Un nouveau spiritualisme

L'esprit, le moi, la liberté

La durée est d'essence psychique, car elle suppose la conservation et la continuation du passé dans le présent, c'est-à-dire une mémoire. Elle est donc, en premier lieu, la forme sous laquelle l'intuition perçoit la vie intérieure : l'esprit est durée et même il n'est que durée. Pour Bergson, ce qui le caractérise au premier chef, ce n'est pas un pouvoir de connaître ou de sentir, ni la capacité de promouvoir des valeurs, mais la mobilité, l'aptitude à tirer continuellement de lui-même plus qu'il ne contient. Ce n'est pas non plus la conscience explicite : le psychisme est pour une grande part inconscient, la spiritualité sans la conscience est possible. En outre, la vie intérieure est une expérience privilégiée de la durée, car la réalité interne, plus manifestement que toute autre, se présente et se vit comme un courant irréversible, continu et constamment modificateur de lui-même.
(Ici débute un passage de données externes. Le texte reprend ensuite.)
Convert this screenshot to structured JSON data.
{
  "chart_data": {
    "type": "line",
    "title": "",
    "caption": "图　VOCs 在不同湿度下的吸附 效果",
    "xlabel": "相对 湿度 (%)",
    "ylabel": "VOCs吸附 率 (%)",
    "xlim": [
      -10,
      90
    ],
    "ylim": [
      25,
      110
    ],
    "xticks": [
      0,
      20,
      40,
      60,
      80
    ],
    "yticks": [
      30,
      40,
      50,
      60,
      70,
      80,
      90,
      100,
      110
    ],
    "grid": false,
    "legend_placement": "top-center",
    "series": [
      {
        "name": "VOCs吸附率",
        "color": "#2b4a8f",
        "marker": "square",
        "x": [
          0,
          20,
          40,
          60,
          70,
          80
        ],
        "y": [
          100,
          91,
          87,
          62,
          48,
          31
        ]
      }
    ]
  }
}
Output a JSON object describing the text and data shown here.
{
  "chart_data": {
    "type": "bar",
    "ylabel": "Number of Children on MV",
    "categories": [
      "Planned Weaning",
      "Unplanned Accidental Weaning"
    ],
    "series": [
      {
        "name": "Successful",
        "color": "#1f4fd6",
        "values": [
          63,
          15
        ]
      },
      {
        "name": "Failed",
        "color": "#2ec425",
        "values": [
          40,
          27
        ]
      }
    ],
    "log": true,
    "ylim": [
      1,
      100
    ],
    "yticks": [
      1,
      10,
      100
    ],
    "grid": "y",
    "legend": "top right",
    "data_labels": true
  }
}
La durée pure est l' « étoffe même » de la vie psychologique. Par suite, c'est dans cette durée individuelle et concrète que réside le secret de la personnalité et de la liberté.

La personnalité désigne ce qui rend chaque individu inimitable et, par ailleurs, lui permet de rester identique à travers ses changements. Pour résoudre le problème difficile que soulève cette forme du rapport de l'un et du multiple, Bergson recourt à une distinction, devenue célèbre, entre deux moi (le « moi superficiel » et le « moi profond »), qui correspond moins à la désignation de deux entités différentes qu'à celle de deux niveaux de la vie psychologique. Le premier, le plus courant, est celui d'une vie essentiellement tournée vers la pratique, attentive aux besoins de la société et aux exigences du langage, constituée, en conséquence, d'une juxtaposition d'états distincts, définis et facilement communicables : sensations communes, sentiments impersonnels, idées générales. Vie conventionnelle, sans unité interne ni créativité, dans laquelle, pour coller au monde extérieur, nous nous éloignons de nous-même. Le second, où nous nous plaçons et que nous intensifions quand nous rentrons en nous, est un devenir original dont le changement incessant et imprévisible fait la singularité et le caractère continu l'identité. Le moi réel se confond avec ce dynamisme créateur : il est la durée intérieure, une certaine qualité de durée. La personnalité ainsi entendue définit précisément et complètement chacun de nous, car elle est, tout à la fois, la source, le lien, l'ensemble et la qualité particulière de nos changements.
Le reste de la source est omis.